Tenniel was so disappointed with the book's print quality that he asked to have every copy recalled, and the entire book reprinted. The original 2,000 copies would be sold as waste paper. (Only 22 of those copies are extant; only six are in private hands. Carroll's own copy sold for $1.54 million in 1998.) The next (and official) first edition sold 5,000 copies. The novel has never been out of print. There's a reason for that.
There were books for children before 1865, but they were almost all written to make a moral point. Good children behave like this. Bad children behave like that and are punished for it. In "Alice," for the first time, there is a realistic child taking part in a story whose intention was entirely fun. Both children and adults loved the book immediately and have never stopped doing so.
Dodgson, a shy and obscure mathematician and deacon at Christ Church Oxford, was horrified to discover that his alter ego, Lewis Carroll, was famous, praised and sought after, even by Queen Victoria.

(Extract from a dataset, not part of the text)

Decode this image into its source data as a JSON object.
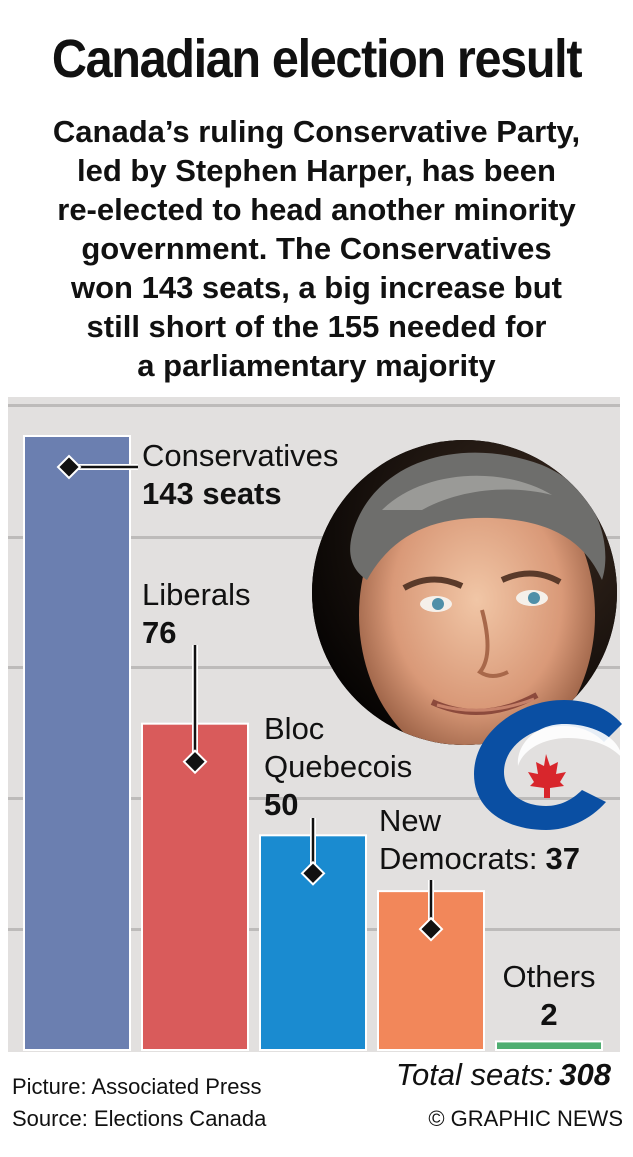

Dodgson attempted to dissociate himself from Lewis Carroll, and he wrote, "Mr. Dodgson neither claims nor acknowledges any connection with the books not published under his name."
After the popular success of "Alice’s Adventures in Wonderland," Queen Victoria is said to have asked to be sent a copy of Lewis Carroll’s next book. This is how the Queen came to receive a copy of "An Elementary Treatise on Determinants." We bet she was disappointed.